50 die of chikungunya in Yemen as coronavirus fear looms

Mosquito Wikimedia Commons

Amid concerns over the growing number of coronavirus cases and the resurgence of the deadly cholera outbreak in Yemen, at least 50 people have lost their lives to the mosquito-borne chikungunya, according to a Turkish media report citing Yemeni government officials.

All 50 deaths have been reported in Yemen's temporary capital Aden, a city which coincidentally also has the highest number of confirmed COVID-19 cases in the war-torn Arab nation.

An official, speaking on the condition of anonymity, said more than 3,000 people were infected by chikungunya. The source also confirmed that one of the dead was the governor of the district of Sheikh Othman in the Aden governorate, in southern Yemen.

Sources believe the mosquito-borne disease surfaced due to the formation of swamps following floods on April 21.

Yemen floods

Yemen was battered by heavy rains and floods in mid-April affecting more than 150,000 people, according to Jens Larke, spokesperson for the United Nations Humanitarian Affairs Coordination Office (OCHA).

At least eight people, including five children died and hundreds of houses were either partially or completely destroyed due to the floods in Aden alone.

The temporary capital has been declared a disaster zone by the internationally recognised Yemeni government of President Abedrabbo Mansour Hadi.
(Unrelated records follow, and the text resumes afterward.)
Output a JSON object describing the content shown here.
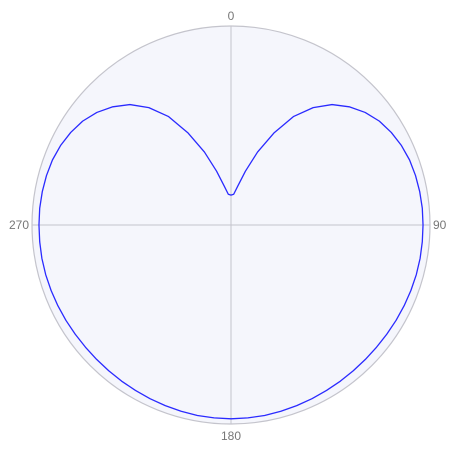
{
  "chart_data": {
    "type": "line",
    "coordinate_system": "polar",
    "angle_direction": "clockwise",
    "angle_zero": "top",
    "angle_ticks": [
      {
        "angle": 0,
        "label": "0"
      },
      {
        "angle": 90,
        "label": "90"
      },
      {
        "angle": 180,
        "label": "180"
      },
      {
        "angle": 270,
        "label": "270"
      }
    ],
    "rlim": [
      0,
      1
    ],
    "grid": true,
    "legend": "none",
    "colors": {
      "series": "#2a2aff",
      "plot_background": "#f5f6fc",
      "grid": "#c4c4cc",
      "tick_text": "#777777"
    },
    "series": [
      {
        "theta": [
          0,
          5,
          10,
          15,
          20,
          25,
          30,
          35,
          40,
          45,
          50,
          55,
          60,
          65,
          70,
          75,
          80,
          85,
          90,
          95,
          100,
          105,
          110,
          115,
          120,
          125,
          130,
          135,
          140,
          145,
          150,
          155,
          160,
          165,
          170,
          175,
          180
        ],
        "r": [
          0.15,
          0.155,
          0.2,
          0.28,
          0.39,
          0.51,
          0.63,
          0.72,
          0.79,
          0.84,
          0.88,
          0.91,
          0.93,
          0.945,
          0.955,
          0.96,
          0.963,
          0.965,
          0.965,
          0.965,
          0.965,
          0.964,
          0.962,
          0.96,
          0.958,
          0.956,
          0.955,
          0.955,
          0.956,
          0.958,
          0.96,
          0.963,
          0.966,
          0.969,
          0.972,
          0.973,
          0.974
        ],
        "symmetric_about_axis": true
      }
    ]
  }
}
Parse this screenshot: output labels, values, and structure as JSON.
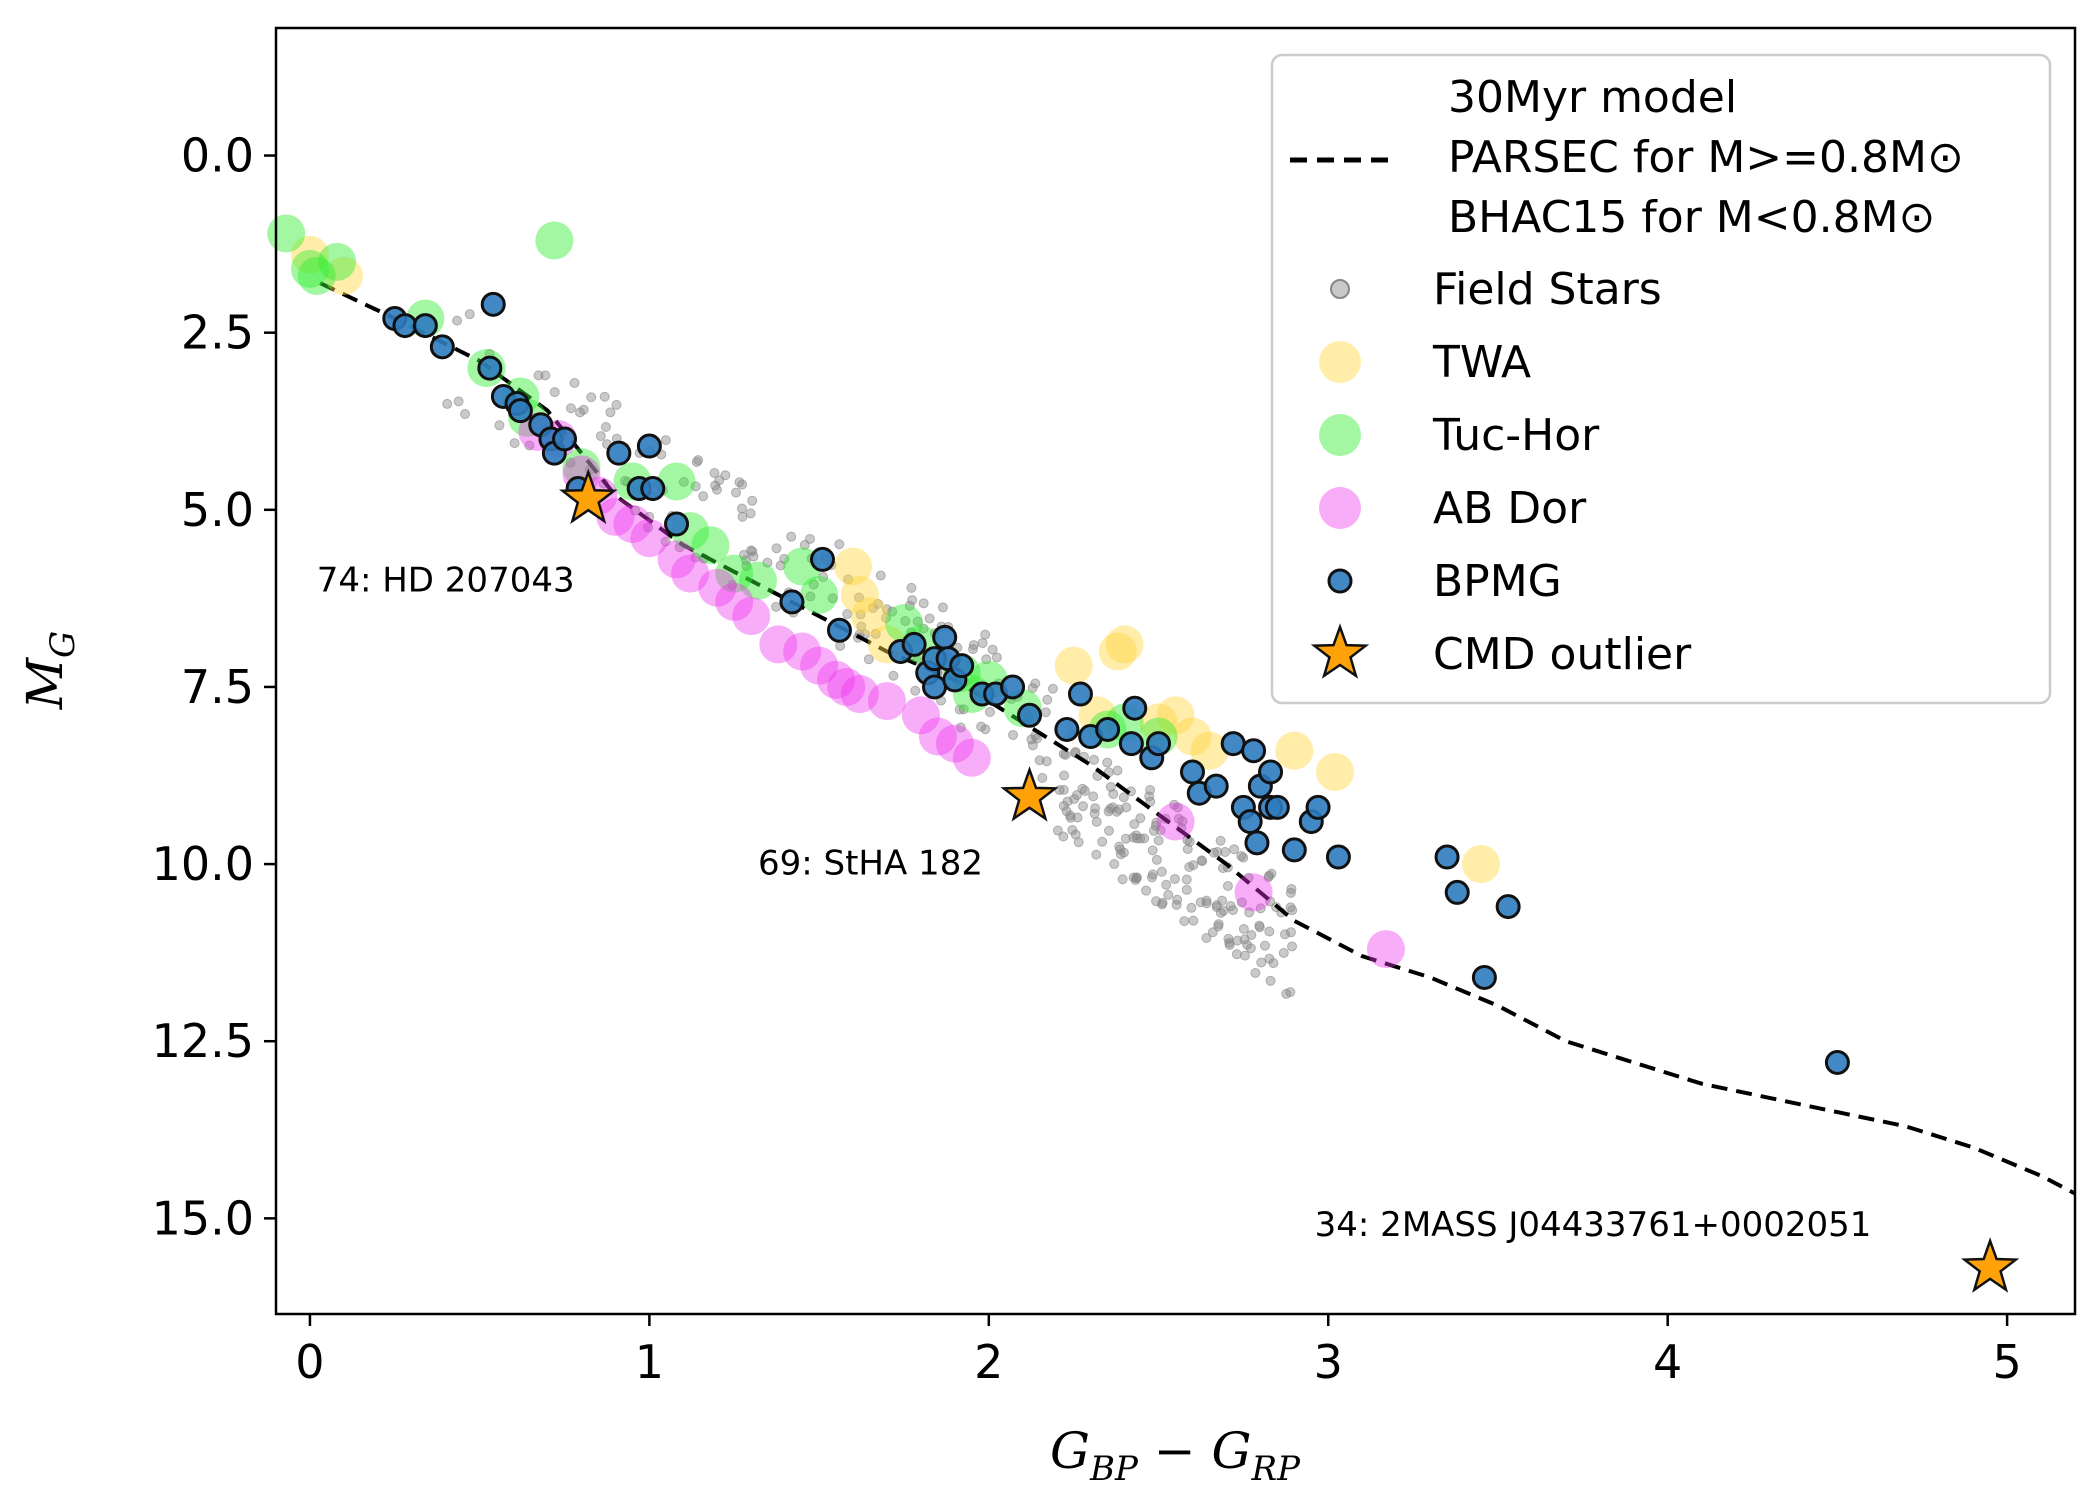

According to the World Health Organization, chikungunya is a disease caused by a virus that is spread among people by the bite of an infected mosquito. The disease typically lasts five to seven days and the most common symptoms of infection include fever as well as frequent and severe, often incapacitating, joint pain. Other symptoms include headaches, muscle pain, joint swelling and skin rashes. Outbreaks of chikungunya have occurred in many countries in Africa, Asia, Europe, and the Indian subcontinent.

The chikungunya deaths in Yemen come days after a report from the OCHA said UNICEF had recorded more than 110,000 cases of cholera in Yemen since the beginning of 2020.

A surge in cases of any disease, be it cholera, the coronavirus, or even chikungunya, furthers concerns for the impoverished nation's vulnerable population who are at greater risk of contracting infections and triggering outbreaks due to the country's broken healthcare system and worsening humanitarian conditions caused by five years of civil conflict in the country.

Coronavirus spreading undetected

Amid the worsening humanitarian crisis in Yemen, the UN fears the SARS-CoV-2 virus could be spreading undetected in a country where almost 80 per cent of the roughly 2.8 million population faces famine and lacks access to sanitation and medical care. The official coronavirus count is 34 with seven deaths.